甲子園の風BACK NUMBER
「いいキャプテンがいる時は結果が出る」ドラフト候補・前川右京ではなく、主将・山下陽輔が智弁学園の「4番」に座り続けた理由
text by
沢井史Fumi Sawai
photograph byHideki Sugiyama
posted2021/09/29 17:06
今世代で最も多くの公式戦を勝ち抜いてきた智弁学園。そのチームをけん引したのが主将・山下陽輔だった
高校からプロへ進むことを目標とし、陰で努力してきた前川の存在も、山下にとっては大きな刺激となった。副将として傍でサポートしてくれたことが何よりの強みになり、「甲子園で勝ち進んでも、本来なら3年生は“楽しくやろう”と気が緩みがちになるのに、そんな雰囲気になることはなく戦い切れた」と指揮官。今世代で最も公式戦を勝ち抜いたことも頷ける。

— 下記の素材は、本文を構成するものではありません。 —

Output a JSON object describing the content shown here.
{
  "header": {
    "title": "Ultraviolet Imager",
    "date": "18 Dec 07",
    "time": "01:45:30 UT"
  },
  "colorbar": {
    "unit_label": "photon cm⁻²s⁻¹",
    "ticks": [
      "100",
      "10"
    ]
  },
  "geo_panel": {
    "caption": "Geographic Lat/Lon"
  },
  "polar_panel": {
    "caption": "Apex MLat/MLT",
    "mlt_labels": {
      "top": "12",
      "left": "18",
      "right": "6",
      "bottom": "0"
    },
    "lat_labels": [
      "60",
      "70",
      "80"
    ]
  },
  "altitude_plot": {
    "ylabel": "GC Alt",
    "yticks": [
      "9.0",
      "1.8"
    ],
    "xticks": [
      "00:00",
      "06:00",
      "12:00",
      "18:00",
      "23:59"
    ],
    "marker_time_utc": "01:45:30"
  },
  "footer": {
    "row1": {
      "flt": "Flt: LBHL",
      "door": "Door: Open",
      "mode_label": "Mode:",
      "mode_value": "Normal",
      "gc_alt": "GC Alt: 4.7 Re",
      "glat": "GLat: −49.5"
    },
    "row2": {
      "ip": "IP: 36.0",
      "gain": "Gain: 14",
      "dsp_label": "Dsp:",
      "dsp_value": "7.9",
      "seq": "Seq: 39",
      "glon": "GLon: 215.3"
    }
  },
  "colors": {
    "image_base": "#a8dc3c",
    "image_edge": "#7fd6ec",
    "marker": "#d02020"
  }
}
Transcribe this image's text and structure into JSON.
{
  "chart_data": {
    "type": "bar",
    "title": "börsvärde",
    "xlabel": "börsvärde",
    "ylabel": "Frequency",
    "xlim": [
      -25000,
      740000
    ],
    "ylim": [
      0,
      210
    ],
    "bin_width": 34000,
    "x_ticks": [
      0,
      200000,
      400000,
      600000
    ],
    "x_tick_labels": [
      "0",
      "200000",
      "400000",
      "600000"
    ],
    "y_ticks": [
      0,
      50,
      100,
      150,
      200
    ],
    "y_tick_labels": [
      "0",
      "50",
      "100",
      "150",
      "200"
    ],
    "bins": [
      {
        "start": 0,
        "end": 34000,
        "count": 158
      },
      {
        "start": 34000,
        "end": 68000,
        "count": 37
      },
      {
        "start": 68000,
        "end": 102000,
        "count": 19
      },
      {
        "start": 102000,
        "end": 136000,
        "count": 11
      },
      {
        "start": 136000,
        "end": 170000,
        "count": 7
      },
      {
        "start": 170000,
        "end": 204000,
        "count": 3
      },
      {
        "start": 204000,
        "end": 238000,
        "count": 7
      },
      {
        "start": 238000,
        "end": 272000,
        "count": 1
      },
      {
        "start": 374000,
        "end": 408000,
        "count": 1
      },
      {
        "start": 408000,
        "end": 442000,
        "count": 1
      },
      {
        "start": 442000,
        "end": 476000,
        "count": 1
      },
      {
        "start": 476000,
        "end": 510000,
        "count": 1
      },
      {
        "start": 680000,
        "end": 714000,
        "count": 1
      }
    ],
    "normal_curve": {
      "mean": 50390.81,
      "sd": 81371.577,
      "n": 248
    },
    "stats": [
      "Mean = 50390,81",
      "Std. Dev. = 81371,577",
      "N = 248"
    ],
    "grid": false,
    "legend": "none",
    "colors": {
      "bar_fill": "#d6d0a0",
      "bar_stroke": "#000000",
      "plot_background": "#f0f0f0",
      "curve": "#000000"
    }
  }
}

チームとしては小坂監督が主将時の最高成績の95年夏のベスト4を超え、日本一を目指したが、準優勝で終わった高校野球。だが、山下の残した足跡は確かなものだった。
「勝ちを重ねていくと、人間なので油断も出てきます。3回戦以降は厳しい試合が多かったけれど、もっと勝ち進むにはこうしないといけないとか色んな心得も学びました」
卒業後は大学に進学し、4年後のプロ入りを目指す。1年以上務めたキャプテンというポジションは「責任感が強くなったことと、周りを見る力がつきました」。
充実感を漂わせ、高校野球に終止符を打った。来春からはハイレベルな世界でさらに自分を磨いていく。自分が目指す世界に一足早く挑戦する前川の背中を追いかけながら、山下は今後も世代の先頭を走り続ける。